Dans son camp concentrationnaire, abandonnée par la plupart, privée de presque tout, la résistance des factions gazaouies déjoue depuis plus de 14 mois, les plans génocidaires du régime sanguinaire sioniste, y payant un prix exorbitant en vies humaines. La Syrie de B. al-Assad était l’une des courroies de transmission des approvisionnements en armes et autres produits de l’Iran vers cette même résistance. Une fois que les groupes du Hayat Tahrir al-Cham (HTS) – anciennement Jabhat al-Nusra, ceux-là même dont se félicitait L. Fabius pour le « bon travail » qu’ils effectuaient – alliés au régime sioniste pour se libérer du président B. al-Assad, réclameront leur part de la manne, il y a fort à parier que les factions du Hamas ne pourront plus bénéficier aussi aisément des approvisionnements iraniens, quoi que ces derniers aient réaffirmé leur soutien.

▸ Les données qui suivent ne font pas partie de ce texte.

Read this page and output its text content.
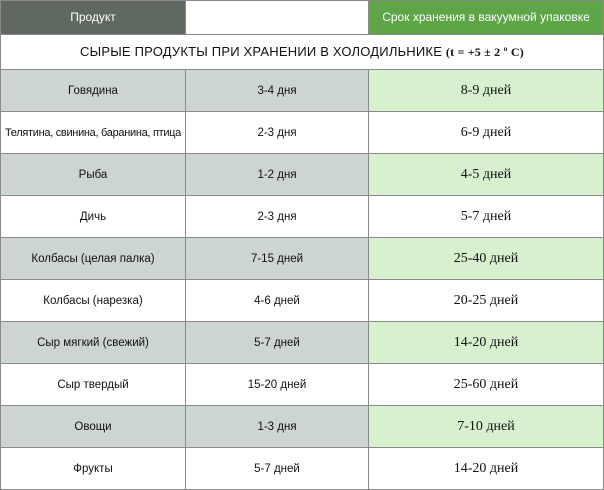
Продукт	Срок хранения в обычных условиях	Срок хранения в вакуумной упаковке
СЫРЫЕ ПРОДУКТЫ ПРИ ХРАНЕНИИ В ХОЛОДИЛЬНИКЕ (t = +5 ± 2 º С)		
Говядина	3-4 дня	8-9 дней
Телятина, свинина, баранина, птица	2-3 дня	6-9 дней
Рыба	1-2 дня	4-5 дней
Дичь	2-3 дня	5-7 дней
Колбасы (целая палка)	7-15 дней	25-40 дней
Колбасы (нарезка)	4-6 дней	20-25 дней
Сыр мягкий (свежий)	5-7 дней	14-20 дней
Сыр твердый	15-20 дней	25-60 дней
Овощи	1-3 дня	7-10 дней
Фрукты	5-7 дней	14-20 дней
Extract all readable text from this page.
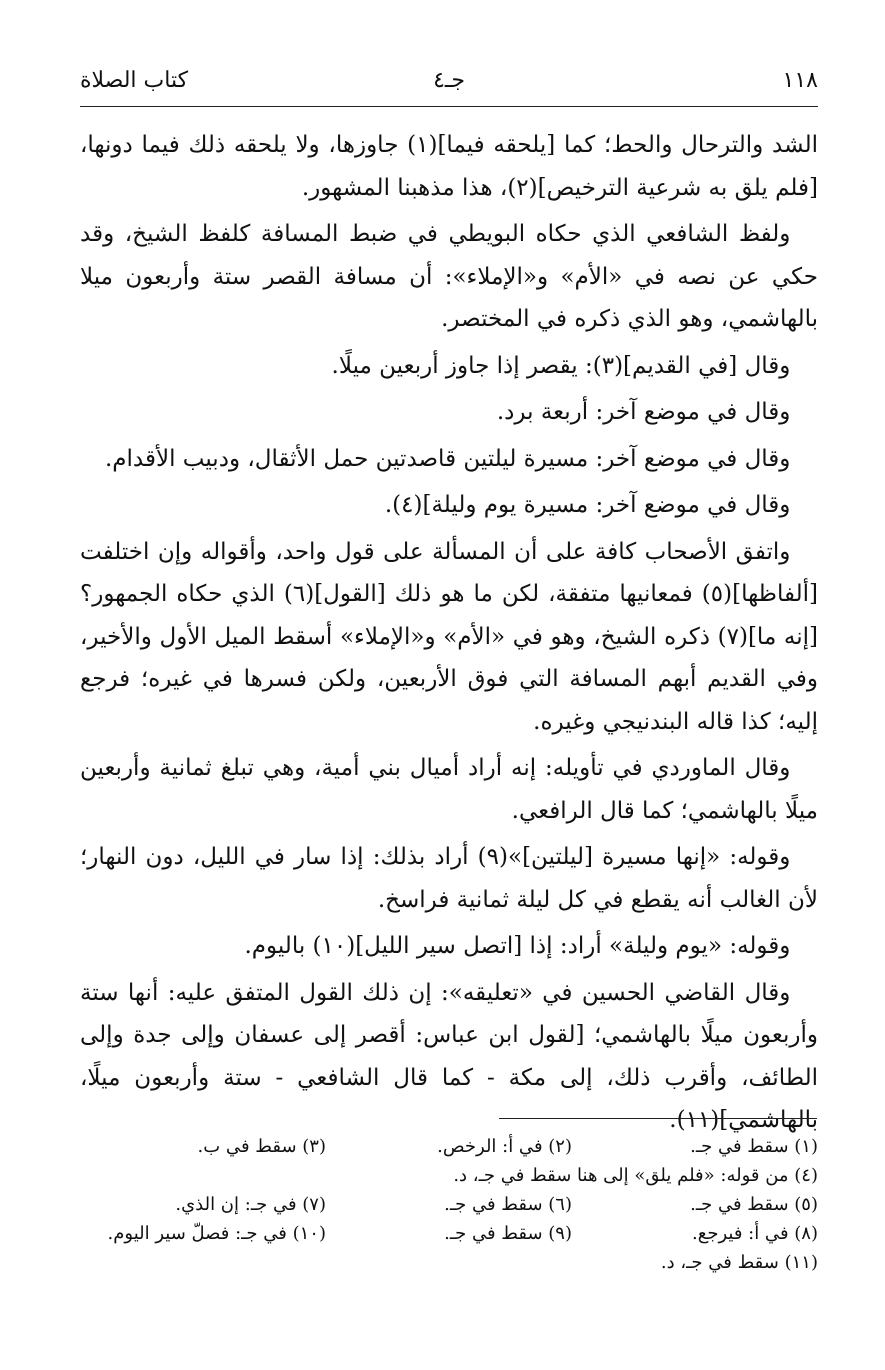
١١٨
جـ٤
كتاب الصلاة

الشد والترحال والحط؛ كما [يلحقه فيما](١) جاوزها، ولا يلحقه ذلك فيما دونها، [فلم يلق به شرعية الترخيص](٢)، هذا مذهبنا المشهور.

ولفظ الشافعي الذي حكاه البويطي في ضبط المسافة كلفظ الشيخ، وقد حكي عن نصه في «الأم» و«الإملاء»: أن مسافة القصر ستة وأربعون ميلا بالهاشمي، وهو الذي ذكره في المختصر.

وقال [في القديم](٣): يقصر إذا جاوز أربعين ميلًا.

وقال في موضع آخر: أربعة برد.

وقال في موضع آخر: مسيرة ليلتين قاصدتين حمل الأثقال، ودبيب الأقدام.

وقال في موضع آخر: مسيرة يوم وليلة](٤).

واتفق الأصحاب كافة على أن المسألة على قول واحد، وأقواله وإن اختلفت [ألفاظها](٥) فمعانيها متفقة، لكن ما هو ذلك [القول](٦) الذي حكاه الجمهور؟ [إنه ما](٧) ذكره الشيخ، وهو في «الأم» و«الإملاء» أسقط الميل الأول والأخير، وفي القديم أبهم المسافة التي فوق الأربعين، ولكن فسرها في غيره؛ فرجع إليه؛ كذا قاله البندنيجي وغيره.

وقال الماوردي في تأويله: إنه أراد أميال بني أمية، وهي تبلغ ثمانية وأربعين ميلًا بالهاشمي؛ كما قال الرافعي.

وقوله: «إنها مسيرة [ليلتين]»(٩) أراد بذلك: إذا سار في الليل، دون النهار؛ لأن الغالب أنه يقطع في كل ليلة ثمانية فراسخ.

وقوله: «يوم وليلة» أراد: إذا [اتصل سير الليل](١٠) باليوم.

وقال القاضي الحسين في «تعليقه»: إن ذلك القول المتفق عليه: أنها ستة وأربعون ميلًا بالهاشمي؛ [لقول ابن عباس: أقصر إلى عسفان وإلى جدة وإلى الطائف، وأقرب ذلك، إلى مكة - كما قال الشافعي - ستة وأربعون ميلًا، بالهاشمي](١١).

(١) سقط في جـ.
(٢) في أ: الرخص.
(٣) سقط في ب.
(٤) من قوله: «فلم يلق» إلى هنا سقط في جـ، د.
(٥) سقط في جـ.
(٦) سقط في جـ.
(٧) في جـ: إن الذي.
(٨) في أ: فيرجع.
(٩) سقط في جـ.
(١٠) في جـ: فصلّ سير اليوم.
(١١) سقط في جـ، د.
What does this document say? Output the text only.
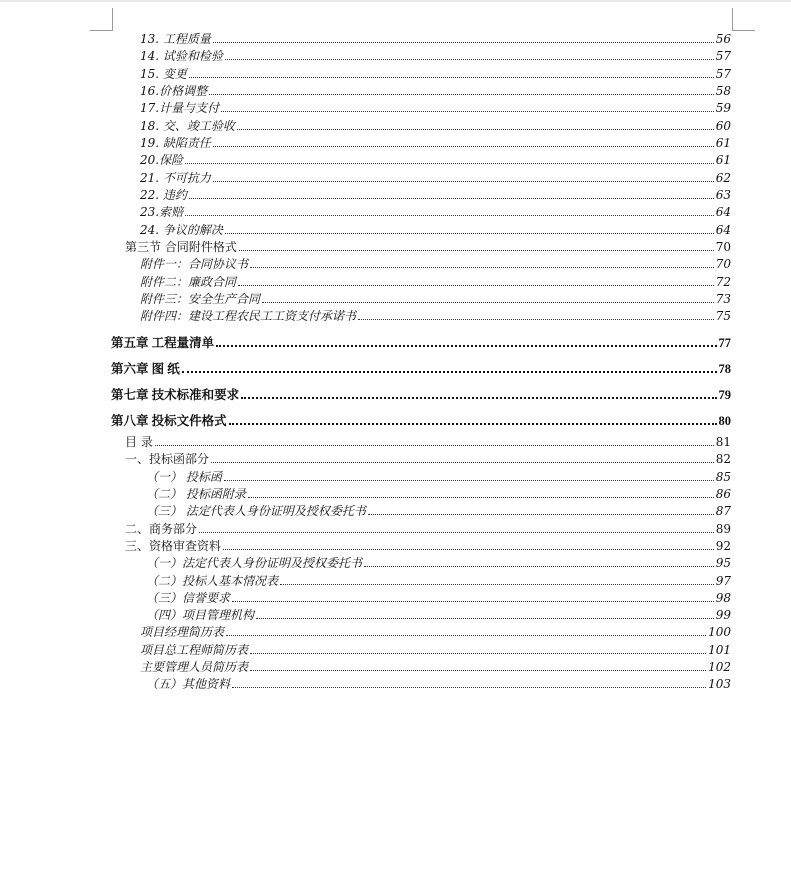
13. 工程质量	56
14. 试验和检验	57
15. 变更	57
16.价格调整	58
17.计量与支付	59
18. 交、竣工验收	60
19. 缺陷责任	61
20.保险	61
21. 不可抗力	62
22. 违约	63
23.索赔	64
24. 争议的解决	64
第三节 合同附件格式	70
附件一：合同协议书	70
附件二：廉政合同	72
附件三：安全生产合同	73
附件四：建设工程农民工工资支付承诺书	75
第五章 工程量清单	77
第六章 图 纸	78
第七章 技术标准和要求	79
第八章 投标文件格式	80
目 录	81
一、投标函部分	82
（一） 投标函	85
（二） 投标函附录	86
（三） 法定代表人身份证明及授权委托书	87
二、商务部分	89
三、资格审查资料	92
（一）法定代表人身份证明及授权委托书	95
（二）投标人基本情况表	97
（三）信誉要求	98
（四）项目管理机构	99
项目经理简历表	100
项目总工程师简历表	101
主要管理人员简历表	102
（五）其他资料	103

Loin des lendemains qui chantent, la situation déjà fragile d’un Etat attaqué et meurtri de toutes parts n’en sera que plus instable encore. Ajoutant un peu plus au désordre régional. Les défis seront immenses. Les appétits des uns pour des pans de territoires, et des autres pour piller les réserves de pétrole et les richesses du pays, seront sources de confrontations au détriment de la population qui finira par regretter le minimum de stabilité qu’apportait le président Assad.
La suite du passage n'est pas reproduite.